真新しいセーラー服を身にまとい、私は学校の先輩に

「入学おめでとうございます。」

と言われながら、赤い花の着いたりぼんを着けられる。

小学校時代、制服を着た中学生がやけに大人びて見えていた。

中学生になるのが何だか怖くて、入学式の前日は良く眠れなかった。

近隣の小学校3校が集まって中学校に通う。

知らない人ばかりのクラスだったらどうしよう?

先輩にちゃんと敬語で話せるかな?

緊張が先だって、ドキドキして眠れなかったのが悪かった…。

入学式の最中、吐き気に襲われた。

(どうしよう…)

吐きそうになる口元を押え、その場にうずくまりそうになった時

「大丈夫?」

優しい男の人の声。

顔も上げられず、首を必死に縦に振る。

「無理しないで。少し自分で歩ける?」

私を気遣う声に促されるように、私はその人の肩に手を回される。

「ゆっくりで良いからね」

優しい声がそう言って歩き出した時

「貧血か?」

と、体育教師らしき人の声と同時に抱えあげられた。

気持ちが悪くてなすがままになっていると、体育館の裏にある踊り場の椅子に下ろされた。

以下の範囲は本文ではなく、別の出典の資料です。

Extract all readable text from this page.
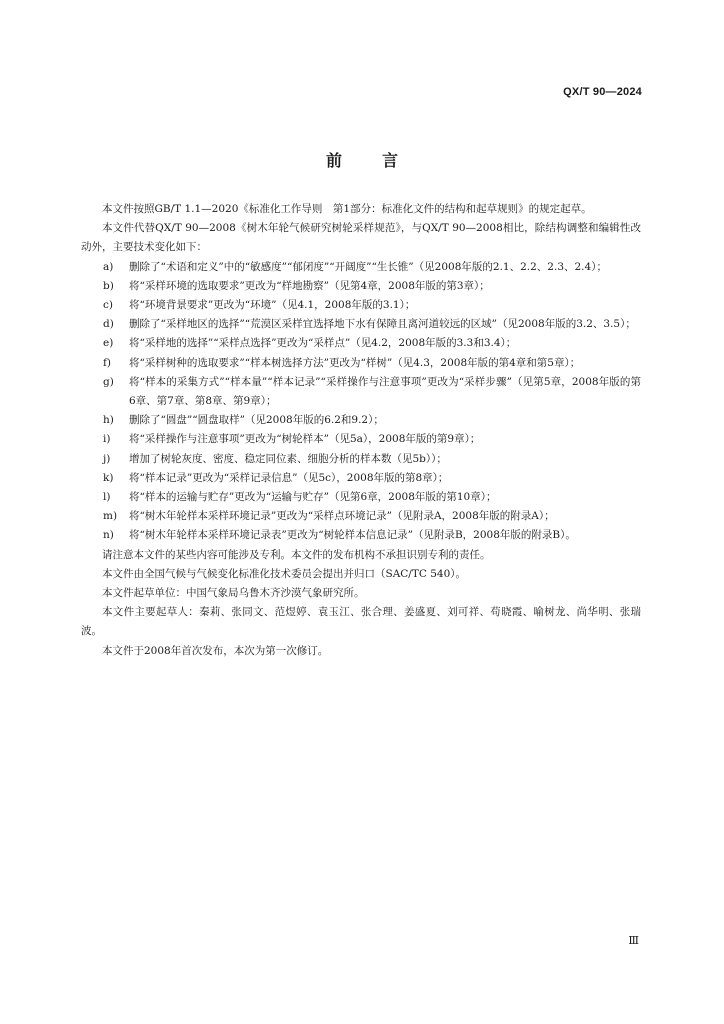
QX/T 90—2024
前言

本文件按照GB/T 1.1—2020《标准化工作导则　第1部分：标准化文件的结构和起草规则》的规定起草。

本文件代替QX/T 90—2008《树木年轮气候研究树轮采样规范》，与QX/T 90—2008相比，除结构调整和编辑性改动外，主要技术变化如下：

a)	删除了“术语和定义”中的“敏感度”“郁闭度”“开阔度”“生长锥”（见2008年版的2.1、2.2、2.3、2.4）；
b)	将“采样环境的选取要求”更改为“样地勘察”（见第4章，2008年版的第3章）；
c)	将“环境背景要求”更改为“环境”（见4.1，2008年版的3.1）；
d)	删除了“采样地区的选择”“荒漠区采样宜选择地下水有保障且离河道较远的区域”（见2008年版的3.2、3.5）；
e)	将“采样地的选择”“采样点选择”更改为“采样点”（见4.2，2008年版的3.3和3.4）；
f)	将“采样树种的选取要求”“样本树选择方法”更改为“样树”（见4.3，2008年版的第4章和第5章）；
g)	将“样本的采集方式”“样本量”“样本记录”“采样操作与注意事项”更改为“采样步骤”（见第5章，2008年版的第6章、第7章、第8章、第9章）；
h)	删除了“圆盘”“圆盘取样”（见2008年版的6.2和9.2）；
i)	将“采样操作与注意事项”更改为“树轮样本”（见5a），2008年版的第9章）；
j)	增加了树轮灰度、密度、稳定同位素、细胞分析的样本数（见5b））；
k)	将“样本记录”更改为“采样记录信息”（见5c），2008年版的第8章）；
l)	将“样本的运输与贮存”更改为“运输与贮存”（见第6章，2008年版的第10章）；
m)	将“树木年轮样本采样环境记录”更改为“采样点环境记录”（见附录A，2008年版的附录A）；
n)	将“树木年轮样本采样环境记录表”更改为“树轮样本信息记录”（见附录B，2008年版的附录B）。

请注意本文件的某些内容可能涉及专利。本文件的发布机构不承担识别专利的责任。

本文件由全国气候与气候变化标准化技术委员会提出并归口（SAC/TC 540）。

本文件起草单位：中国气象局乌鲁木齐沙漠气象研究所。

本文件主要起草人：秦莉、张同文、范煜婷、袁玉江、张合理、姜盛夏、刘可祥、苟晓霞、喻树龙、尚华明、张瑞波。

本文件于2008年首次发布，本次为第一次修订。

Ⅲ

この中学校の体育館は3階にあり、そよぐ風が頬を撫でた。

ゆっくり顔を上げると、体育館の踊り場から桜並木が見える。

ほっと息を吐いて、私は少し目を閉じた。

爽やかな空気と、春の匂いに段々と気持ちが落ち着いて来た。

どのくらい目を閉じていたのだろう?

「大丈夫?」

最初に声を掛けてくれた人の声がして、「ハっ」と目を開けた。

すると、目の前に顔がドアップが見えた。

その時、私は心配してくれている優しい漆黒の瞳に恋に堕ちた。

「や~らしい~。徳田、お前何してんの?」

すると背後から声が聞こえて来る。

その声に慌ててその人は振り向くと

「顔色見てただけだろう!変な事いうな!」

「キスしてたりして~」

「アホか!一年生相手に、そんな気持ちになるか!」

言い合う声に、心がしぼむ。

(そっか…私は先輩から見たら子供だよね)

何だか突然、自分が子供なのが悲しくなった。

そんな私の気持ちを察したのか

「アホな先輩が変な事言ってごめんね」

落ち込んだ私の頭を、ポンポンって先輩の大きな手が頭を撫でた。

その時、初めて男の人の手を見た。

大きくてゴツゴツしていて、女性とは明らかに違う大きな手。

意識した瞬間、私の心臓が大きく音を立ててドキドキと高鳴った。

小学校時代、女の子達が集まって「誰が好き?」って話で盛り上がっていたけど、私には「好き」の意味が分からなかった。

お菓子が好き、猫が好き、犬が好き、家族が好き…

それ以外の好きの意味が理解出来なかった。

好きって…楽しいものだと思ってた…。

みんなが楽しそうに「恋バナ」をしている姿を、私はいつも何処か他人事のように感じていた。

まさか、こんなに呆気なく恋に堕ちるものだとはこの時の私にはわからずにいた。